Namun susah bukan berarti membuat mantan Pemimpin Umum Majalah Sufi ini menyerah. Bermodalkan moto Yakin, Syukur dan Ikhlas, Amal memiliki kiat untuk meyakinkan audiensnya. “Ternyata bicara dengan petani maupun politisi itu sama. Harus langsung pada pokok masalah, tidak boleh terlalu lama berteori,” paparnya.

Amal mencontohkan saat berbicara dengan petani, dia hanya memaparkan data-data hasil percobaan yang dilakukannya. “Jadi singkat saja. Biaya turun, hasilnya naik. Habis perkara,” sebutnya.

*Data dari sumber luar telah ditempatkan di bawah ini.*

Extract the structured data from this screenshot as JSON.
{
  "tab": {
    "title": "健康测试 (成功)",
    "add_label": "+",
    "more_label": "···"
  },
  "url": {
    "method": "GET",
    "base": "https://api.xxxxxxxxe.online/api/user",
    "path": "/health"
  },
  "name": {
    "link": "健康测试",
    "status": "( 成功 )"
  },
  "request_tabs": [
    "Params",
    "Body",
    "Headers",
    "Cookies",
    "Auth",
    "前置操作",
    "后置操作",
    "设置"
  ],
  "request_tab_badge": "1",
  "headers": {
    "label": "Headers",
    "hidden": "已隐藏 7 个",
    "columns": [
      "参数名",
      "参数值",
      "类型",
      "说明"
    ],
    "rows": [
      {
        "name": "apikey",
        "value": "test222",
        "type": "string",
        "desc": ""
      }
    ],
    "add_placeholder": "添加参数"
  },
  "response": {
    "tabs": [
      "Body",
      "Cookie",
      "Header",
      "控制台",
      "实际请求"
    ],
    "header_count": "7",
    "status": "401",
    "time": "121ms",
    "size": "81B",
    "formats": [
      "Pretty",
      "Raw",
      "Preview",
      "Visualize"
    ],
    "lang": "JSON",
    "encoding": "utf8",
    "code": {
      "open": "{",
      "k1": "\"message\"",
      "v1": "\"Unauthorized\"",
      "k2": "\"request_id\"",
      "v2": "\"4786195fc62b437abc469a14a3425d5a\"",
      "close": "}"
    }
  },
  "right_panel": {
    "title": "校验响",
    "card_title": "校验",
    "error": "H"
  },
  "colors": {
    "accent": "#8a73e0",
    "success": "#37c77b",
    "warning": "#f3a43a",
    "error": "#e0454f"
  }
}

Amal menambahkan bahwa petani lebih memerlukan bukti daripada janji yang muluk-muluk. Dia juga tidak ingin memaksa petani untuk menggunakan produknya. “Kalau berhasil, petani juga tidak lantas mengakui produk saya. Seperti di Jember itu. Binaannya Kyai Lutfi. Mereka malah bilang, bahwa produktifitas mereka memang naik, tapi itu belum tentu gara-gara Agrobost. Yang jelas, gara-gara doanya Kyai Lutfi,” imbuhnya.

Hal yang sama juga dilakukan saat memberikan presentasi pada anggota DPR maupun DPRD di daerah. “Saya sempat dicuekin juga. Tapi lalu saya katakan, jangan berharap dipilih lagi, kalau tidak segera melakukan hal-hal untuk membenahi masalah pertanian kita. Akhirnya mereka baru menganggap saya serius,” tegasnya.